CA Douai, 2e ch. sect. 2, 23 mars 2017, n° 16/05880

DOUAI

Arrêt

Confirmation

COMPOSITION DE LA JURIDICTION

Président :

Mme Dallery

Conseillers :

Mme André, Mme Cordier

TGI Valenciennes, 22 sept. 2016

22 septembre 2016

FAITS ET PROCÉDURE

M. P. exerce l'activité de chirurgien-dentiste et exploitait précédemment son activité à titre libéral et en son nom propre au sein de la SCM OMAJ sise à Marchiennes.

Par acte sous seing privé en date du 5 juillet 2013, M. P. a cédé sa clientèle et les parts sociales qu'il détenait dans le capital de la SCM OMAJ à M. D. et a continué à exercer dans le cadre d'une collaboration libérale à la SELARL 210 Anatole France à Anzin, dont il est gérant non salarier.

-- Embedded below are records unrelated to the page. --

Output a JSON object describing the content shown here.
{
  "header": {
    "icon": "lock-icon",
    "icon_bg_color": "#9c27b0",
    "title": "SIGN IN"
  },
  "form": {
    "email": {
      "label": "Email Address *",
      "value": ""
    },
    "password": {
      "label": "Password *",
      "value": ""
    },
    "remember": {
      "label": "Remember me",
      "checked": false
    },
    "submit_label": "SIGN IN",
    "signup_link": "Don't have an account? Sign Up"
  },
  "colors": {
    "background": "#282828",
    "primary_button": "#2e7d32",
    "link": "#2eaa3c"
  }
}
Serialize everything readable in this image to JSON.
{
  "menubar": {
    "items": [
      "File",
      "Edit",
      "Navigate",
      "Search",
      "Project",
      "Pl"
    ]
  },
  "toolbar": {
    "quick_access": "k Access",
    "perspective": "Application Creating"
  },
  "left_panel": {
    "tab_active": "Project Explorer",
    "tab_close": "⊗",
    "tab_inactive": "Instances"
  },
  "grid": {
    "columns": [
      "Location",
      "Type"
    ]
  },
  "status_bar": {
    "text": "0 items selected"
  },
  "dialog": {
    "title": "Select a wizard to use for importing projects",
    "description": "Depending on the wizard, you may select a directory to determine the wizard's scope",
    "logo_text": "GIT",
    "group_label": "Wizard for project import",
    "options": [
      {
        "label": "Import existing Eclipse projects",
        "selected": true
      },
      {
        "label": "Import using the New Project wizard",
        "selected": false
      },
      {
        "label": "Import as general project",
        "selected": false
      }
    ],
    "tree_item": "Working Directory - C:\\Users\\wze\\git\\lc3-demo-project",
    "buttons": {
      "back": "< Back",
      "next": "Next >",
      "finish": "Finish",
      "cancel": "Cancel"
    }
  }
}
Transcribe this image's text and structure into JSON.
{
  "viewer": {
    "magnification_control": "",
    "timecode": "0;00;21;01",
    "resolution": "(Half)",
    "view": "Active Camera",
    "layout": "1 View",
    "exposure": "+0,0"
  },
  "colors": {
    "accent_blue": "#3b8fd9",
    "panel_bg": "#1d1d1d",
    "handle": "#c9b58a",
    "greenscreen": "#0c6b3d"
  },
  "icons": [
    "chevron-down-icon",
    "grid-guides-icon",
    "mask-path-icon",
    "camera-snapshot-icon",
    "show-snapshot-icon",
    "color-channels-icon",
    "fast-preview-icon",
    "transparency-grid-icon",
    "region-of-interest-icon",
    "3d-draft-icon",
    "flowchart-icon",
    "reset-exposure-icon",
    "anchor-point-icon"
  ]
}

Sur assignation en date du 26 mai 2015 délivrée par l'URSAFF, créancière d'une somme de 105 692 euros, correspondant à des cotisations impayées dues au titre de l'activité de chirurgien-dentiste que M. P. exerçait au sein de la SCM OMAJ, le tribunal de grande instance de Valenciennes, par jugement du 10 septembre 2015 a prononcé le redressement judiciaire de M. P., fixé la date de cessation des paiements au 11 juin 2015 et désigné Me M. en qualité de mandataire judiciaire.

Le 10 mars 2016, le tribunal a ordonné la prolongation de la période d'observation pour une durée de 6 mois.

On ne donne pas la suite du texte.